At other times, the plot feels predictable because of its rushedness. For instance, when streetwise smuggler Ashraf and tough-but-principled special forces soldier Tova meet, you instantly think "gee, I wonder if these two are going to fall in love despite the vast differences that separate them."
(Cairo came out in like 2007, so a) it is obviously set in a very different Egypt, and b) the consensus seems to be that Wilson has tackled those problems.)
So Cairo the actual story is not as good as Cairo the modern 1,001-Nights fantasy concept. But that's OK! It was still a fun read, and on this blog we have a very special place for books that are full of good ideas but don't necessarily cohere as single works of art. And that place is: The Swipe File! Let's do this:
- People grow an intoxicating drug in the wilderness. Animals graze on it and wander around high.
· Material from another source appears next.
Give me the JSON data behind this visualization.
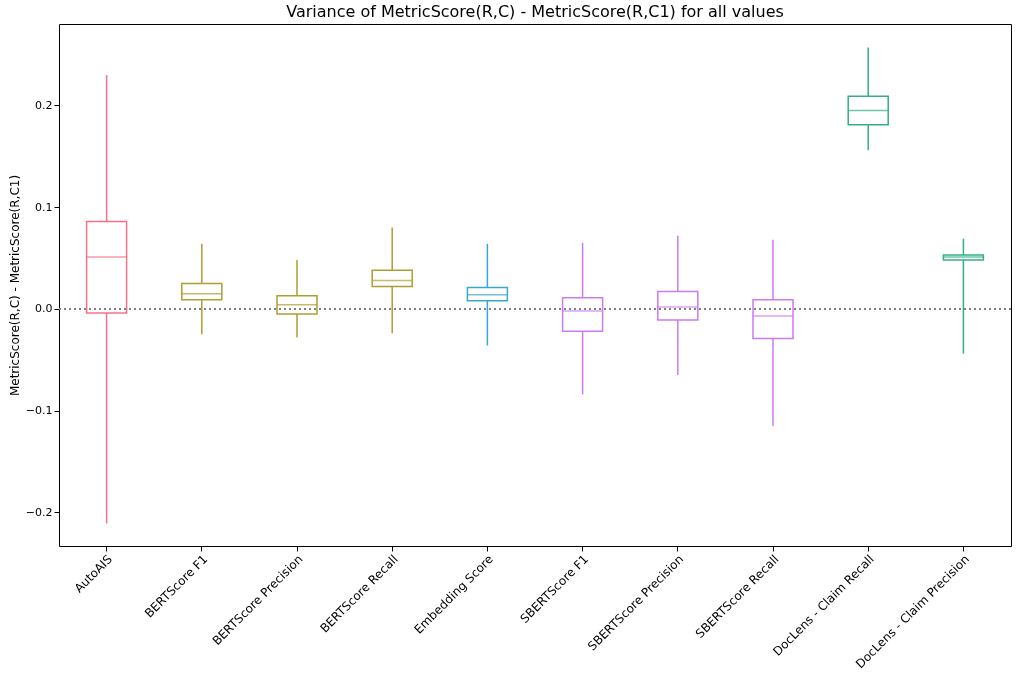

- "The jinn have a right to the empty places."
- A wounded soldier accidentally strays into enemy(?) territory.
- "How is life as a wandering mystic?"
- "There is another river beneath the Nile and it flows backwards."
- A randomly-looted item turns out to be the important McGuffin.
- Water drips upward (fine, Prince of Darkness, but it's still cool).
- Jinn can fuck with probability, but they can't make anything because that's God's deal.
- A door within a labyrinth is visible only to some.
- "I am Nar, well-dressed drug lord and magician."
- Knowledge of mythology and tradition allows explorers to intuit the dungeon map.
- "The wanderer who knocks in the cold hour before dawn, keeper of small horrors and subduer of great ones." That is a pretty good demon name.
So there you go. Inspiration is everywhere, and I definitely got my £1.95 worth out of this book. And even though I wasn't totally thrilled with it, I will definitely check out that Ms Marvel run to see how the author tackles a superhero character.